価格は500mlで1000円ですが、相談すれば1升瓶でも売ってくれるようです。
以上でお酒の紹介は終わりますが、このほかにも色々な古酒がでてきました。30年ものもあり、飲んでみるとウイスキーのようなおさけもsりました。この蔵の古酒造りの技術は凄いものがあります。
<発酵食品について>
この蔵では醴塩、甘酒、味噌を扱っていますが、僕は醴塩(れいしお)が気に入りました。
塩は古代の甘酒(醴)を造る過程に天然塩を加え発酵することにより、塩糀の塩の使用量を1/3(当社比)で甘味と塩味が特徴の塩糀とは一味違う調味料になったそうです。タンパク質分解酵素・アミノ酸などの成分は塩糀と変わりませんので
塩分を控えたい方には最適だそうです。
ここではねぎを生のままで切ったものと醴塩を合わせたものを出していただきました。ねぎの香と感触を残しているものの、醴塩の塩分と旨みがバランスしているので、最高のつまみでした。これはそのまま冷凍しておくといつでも食べられるそうです。

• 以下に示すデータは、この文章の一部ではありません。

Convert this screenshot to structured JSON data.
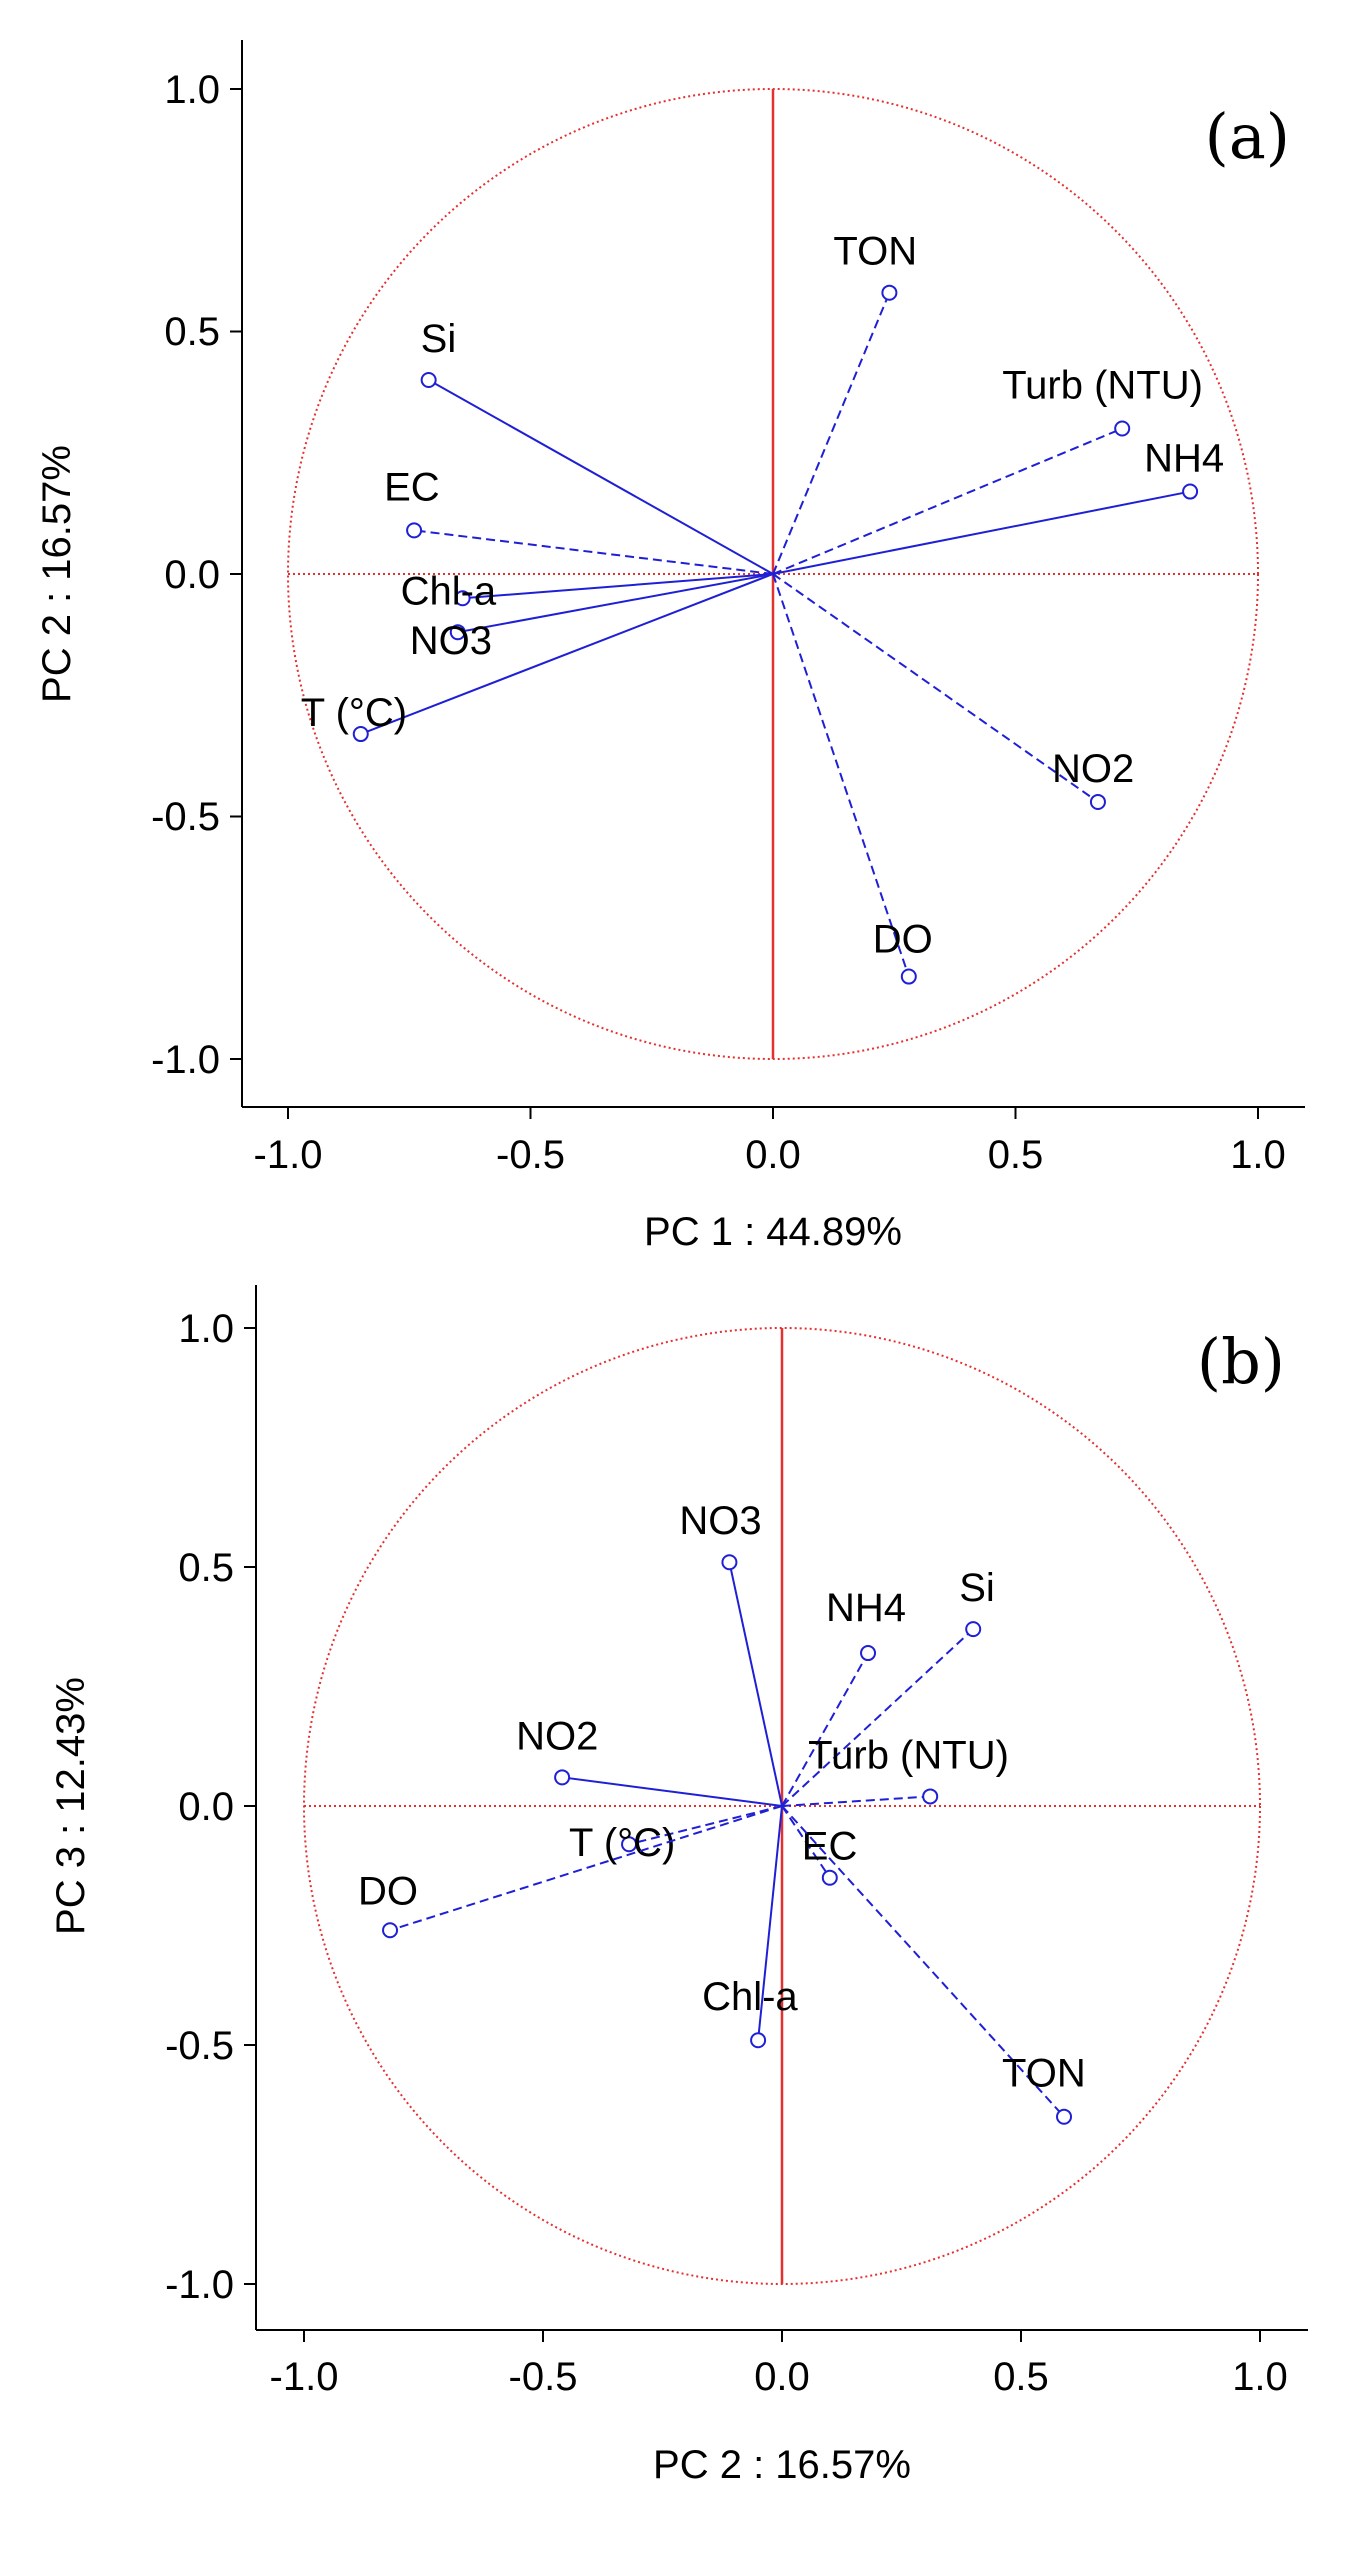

写真をお見せしますが左はへしこの醴塩あえで、右がねぎと醴塩和えです。
社長から醴塩の絶品レシピを教えてもらったので、家に帰ってから造ってみました。妻にも褒められたのでご紹介します。それは豚肉の醴塩漬けです。豚肉のロース部分(バラでもいい)を醴塩と混ぜてチャック袋に入れ24時間冷蔵庫で保存します。それをお湯の中で約40分煮るだけです。豚肉の中に醴塩の旨みが入り、それだけで絶品のおつまみになります。しかもゆでた残り湯はスープとして使えます。僕はコンソメとわかめともやしを入れて食べました。騙されたと思って造ってみてください。